[Freedreno] [Mesa-dev] tilers and out-of-order rendering..

Fri May 20 14:51:25 UTC 2016

On Fri, May 20, 2016 at 3:35 AM, Jose Fonseca <jfonseca at vmware.com> wrote:
> On 20/05/16 00:34, Rob Clark wrote:
>>
>> On Thu, May 19, 2016 at 6:21 PM, Eric Anholt <eric at anholt.net> wrote:
>>>
>>> Rob Clark <robdclark at gmail.com> writes:
>>>
>>>> So some rendering patterns that I've seen in apps turn out to be
>>>> somewhat evil for tiling gpu's.. couple cases I've seen:
>>>>
>>>> 1) stk has some silliness where it binds an fbo, clears, binds other
>>>> fbo clears, binds previous fbo and draws, and so on.  This one is
>>>> probably not too hard to just fix in stk.
>>>>
>>>> 2) I've seen a render pattern in manhattan where app does a bunch of
>>>> texture uploads mid-frame via a pbo (and then generates mipmap levels
>>>> for the updated texture, which hits the blit path which changes fb
>>>> state and forces a flush).  This one probably not something that can
>>>> be fixed in the app ;-)
>>>>
>>>> There are probably other cases where this comes up which I haven't
>>>> noticed yet.  I'm not entirely sure how common the pattern that I see
>>>> in manhattan is.
>>>>
>>>> At one point, Eric Anholt mentioned the idea of tracking rendering
>>>> cmdstream per render-target, as well as dependency information between
>>>> these different sets of cmdstream (if you render to one fbo, then turn
>>>> around and sample from it, the rendering needs to happen before the
>>>> sampling).  I've been thinking a bit about how this would actually
>>>> work, and trying to do some experiments to get an idea about how
>>>> useful this would be.
>>>
>>>
>>> My plan was pretty much what you laid out here, except I was going to
>>> just map to my CL struct with a little hash table from the FB state
>>> members since FB state isn't a CSO.
>>
>>
>> ok, yeah, I guess that solves the naming conflict (fd_batch(_state)
>> sounds nicer for what it's purpose really is than
>> fd_framebuffer_state)
>>
>> BR,
>> -R
>
>
> llvmpipe is also a tiler and we've seen similar patterns.  Flushing reduces
> caching effectiveness, however in llvmpipe quite often texture sampling is
> the bottleneck, and an additional flush doesn't make a huge difference.
>

interesting, it hadn't occurred to me about llvmpipe

>
> I think the internal hash table as Eric proposes seems a better first step.
>
> Later on we could try make framebuffer state a first class cso, but I
> suspect you'll probably want to walk internally all pending FBOs CLs anyway
> (to see which need to be flushed on transfers.)
>
> So first changing the driver internals, then abstract if there are
> commonalities, seems more effective way forward.

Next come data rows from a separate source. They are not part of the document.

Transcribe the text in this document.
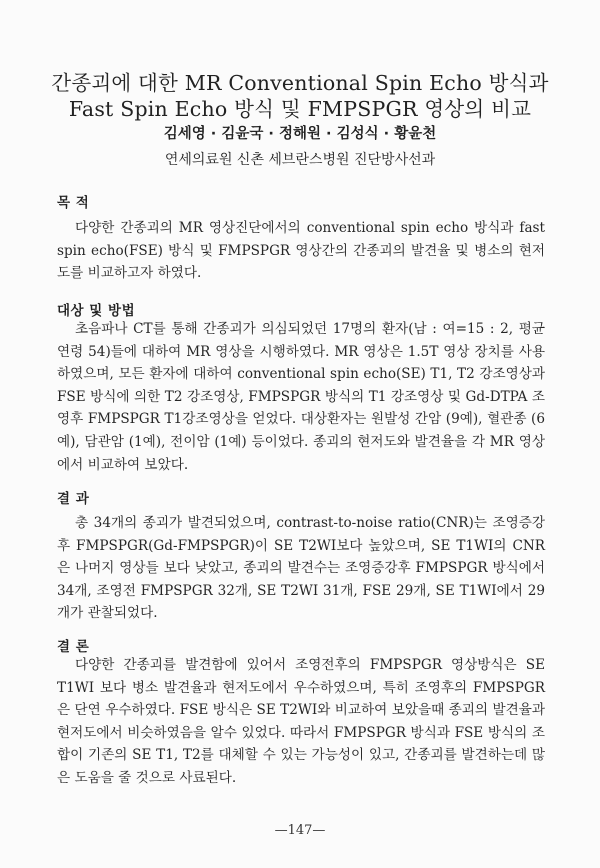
간종괴에 대한 MR Conventional Spin Echo 방식과
Fast Spin Echo 방식 및 FMPSPGR 영상의 비교
김세영 · 김윤국 · 정해원 · 김성식 · 황윤천
연세의료원 신촌 세브란스병원 진단방사선과
목 적
다양한 간종괴의 MR 영상진단에서의 conventional spin echo 방식과 fast spin echo(FSE) 방식 및 FMPSPGR 영상간의 간종괴의 발견율 및 병소의 현저도를 비교하고자 하였다.
대상 및 방법
초음파나 CT를 통해 간종괴가 의심되었던 17명의 환자(남 : 여=15 : 2, 평균 연령 54)들에 대하여 MR 영상을 시행하였다. MR 영상은 1.5T 영상 장치를 사용하였으며, 모든 환자에 대하여 conventional spin echo(SE) T1, T2 강조영상과 FSE 방식에 의한 T2 강조영상, FMPSPGR 방식의 T1 강조영상 및 Gd-DTPA 조영후 FMPSPGR T1강조영상을 얻었다. 대상환자는 원발성 간암 (9예), 혈관종 (6예), 담관암 (1예), 전이암 (1예) 등이었다. 종괴의 현저도와 발견율을 각 MR 영상에서 비교하여 보았다.
결 과
총 34개의 종괴가 발견되었으며, contrast-to-noise ratio(CNR)는 조영증강후 FMPSPGR(Gd-FMPSPGR)이 SE T2WI보다 높았으며, SE T1WI의 CNR은 나머지 영상들 보다 낮았고, 종괴의 발견수는 조영증강후 FMPSPGR 방식에서 34개, 조영전 FMPSPGR 32개, SE T2WI 31개, FSE 29개, SE T1WI에서 29개가 관찰되었다.
결 론
다양한 간종괴를 발견함에 있어서 조영전후의 FMPSPGR 영상방식은 SE T1WI 보다 병소 발견율과 현저도에서 우수하였으며, 특히 조영후의 FMPSPGR은 단연 우수하였다. FSE 방식은 SE T2WI와 비교하여 보았을때 종괴의 발견율과 현저도에서 비슷하였음을 알수 있었다. 따라서 FMPSPGR 방식과 FSE 방식의 조합이 기존의 SE T1, T2를 대체할 수 있는 가능성이 있고, 간종괴를 발견하는데 많은 도움을 줄 것으로 사료된다.
—147—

yeah, makes sense.. and I'm planning to go w/ Eric's idea to keep
fd_batch separate from framebuffer state.

It did occur to me that I forgot to think about the write-after-read
hazard case.  Those need to be handled with an extra dependency
between batches too.

And at least for this particular case, I need somehow some cleverness
to discard or clone the old bo to avoid that write-after-read forcing
a flush.  (Maybe in transfer_map?  But I guess there are other paths..
hmm..)

BR,
-R